Patients and methods: Peripheral blood from adults with COPD (n=17), asthma (n=20), and healthy participants (n=19) was examined for expression of CD16, CD62L, CD11b, CD11c, and CD54, and analyzed by flow cytometry. For oxidative burst and CD62L shedding analysis, CD16 and CD62L stained leukocytes were loaded with Dihydrorhodamine-123 (DHR-123) and stimulated with N-Formylmethionine-leucyl-phenylalanine (fMLF). Neutrophil subsets were characterized based on CD16 and CD62L expression. Marker surface expression was recorded on CD16+ neutrophils as median fluorescence intensity (MFI).
Results: Neutrophil surface expression of CD62L was significantly reduced in COPD (median (IQR) MFI: 1156 (904, 1365)) compared with asthma (1865 (1157, 2408)) and healthy controls (2079 (1054, 2960)); p=0.028. COPD neutrophils also demonstrated a significant reduction in CD62L expression with and without fMLF stimulation.

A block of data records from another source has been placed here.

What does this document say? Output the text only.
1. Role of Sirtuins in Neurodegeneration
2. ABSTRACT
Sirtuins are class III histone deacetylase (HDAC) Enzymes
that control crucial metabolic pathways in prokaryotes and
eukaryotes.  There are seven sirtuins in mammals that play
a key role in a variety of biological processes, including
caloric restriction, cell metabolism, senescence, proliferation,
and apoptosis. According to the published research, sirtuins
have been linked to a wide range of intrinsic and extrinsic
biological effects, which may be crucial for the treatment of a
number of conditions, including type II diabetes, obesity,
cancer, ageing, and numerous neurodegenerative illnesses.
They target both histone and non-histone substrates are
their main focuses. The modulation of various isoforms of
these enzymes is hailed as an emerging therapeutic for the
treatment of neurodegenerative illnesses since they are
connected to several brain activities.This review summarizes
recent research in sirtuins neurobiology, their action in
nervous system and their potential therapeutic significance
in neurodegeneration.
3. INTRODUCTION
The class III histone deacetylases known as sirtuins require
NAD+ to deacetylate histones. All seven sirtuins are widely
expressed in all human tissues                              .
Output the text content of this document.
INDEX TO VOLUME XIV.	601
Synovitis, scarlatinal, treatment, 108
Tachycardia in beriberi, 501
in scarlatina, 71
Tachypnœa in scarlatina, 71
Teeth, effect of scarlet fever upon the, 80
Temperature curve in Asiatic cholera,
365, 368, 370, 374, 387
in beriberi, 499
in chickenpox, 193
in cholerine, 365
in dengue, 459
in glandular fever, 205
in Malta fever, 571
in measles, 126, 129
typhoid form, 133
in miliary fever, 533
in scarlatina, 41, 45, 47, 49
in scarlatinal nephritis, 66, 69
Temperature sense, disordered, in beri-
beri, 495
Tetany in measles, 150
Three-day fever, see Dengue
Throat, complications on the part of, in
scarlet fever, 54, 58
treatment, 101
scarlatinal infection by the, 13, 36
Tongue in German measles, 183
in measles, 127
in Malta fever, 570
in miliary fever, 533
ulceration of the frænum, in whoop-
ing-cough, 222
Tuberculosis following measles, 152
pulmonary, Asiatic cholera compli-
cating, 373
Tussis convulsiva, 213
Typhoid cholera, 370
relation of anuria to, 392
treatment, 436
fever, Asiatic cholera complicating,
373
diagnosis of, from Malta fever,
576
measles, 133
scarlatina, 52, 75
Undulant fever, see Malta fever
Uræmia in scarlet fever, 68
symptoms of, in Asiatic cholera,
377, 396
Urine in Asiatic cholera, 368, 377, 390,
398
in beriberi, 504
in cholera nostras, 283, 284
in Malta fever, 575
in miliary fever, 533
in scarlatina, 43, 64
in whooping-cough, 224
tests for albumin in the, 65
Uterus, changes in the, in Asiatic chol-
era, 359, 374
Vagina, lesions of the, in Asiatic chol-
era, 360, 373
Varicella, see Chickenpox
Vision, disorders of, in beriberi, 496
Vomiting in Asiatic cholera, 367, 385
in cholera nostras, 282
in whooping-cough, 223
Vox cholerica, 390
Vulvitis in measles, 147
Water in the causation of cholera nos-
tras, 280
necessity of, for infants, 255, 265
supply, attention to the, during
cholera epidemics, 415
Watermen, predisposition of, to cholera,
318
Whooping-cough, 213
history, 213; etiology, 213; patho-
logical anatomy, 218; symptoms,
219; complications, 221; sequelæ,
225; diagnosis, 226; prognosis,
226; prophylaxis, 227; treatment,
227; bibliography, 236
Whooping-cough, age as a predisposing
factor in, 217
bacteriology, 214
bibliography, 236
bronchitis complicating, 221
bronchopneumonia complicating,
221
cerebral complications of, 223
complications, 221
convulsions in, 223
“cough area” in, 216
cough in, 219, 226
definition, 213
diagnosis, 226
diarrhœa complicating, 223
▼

Asthma participants had a significantly increased proportion and number of CD62Lbright/CD16dim neutrophils (median: 5.4% and 0.14 × 109/L, respectively), in comparison with healthy (3.54% and 0.12 × 109/L, respectively); p<0.017.
Conclusion: Reduced CD62L expression suggests blood neutrophils have undergone priming in COPD but not in asthma, which may be the result of systemic inflammation. The increased shedding of CD62L receptor by COPD blood neutrophils suggests a high sensitivity for activation.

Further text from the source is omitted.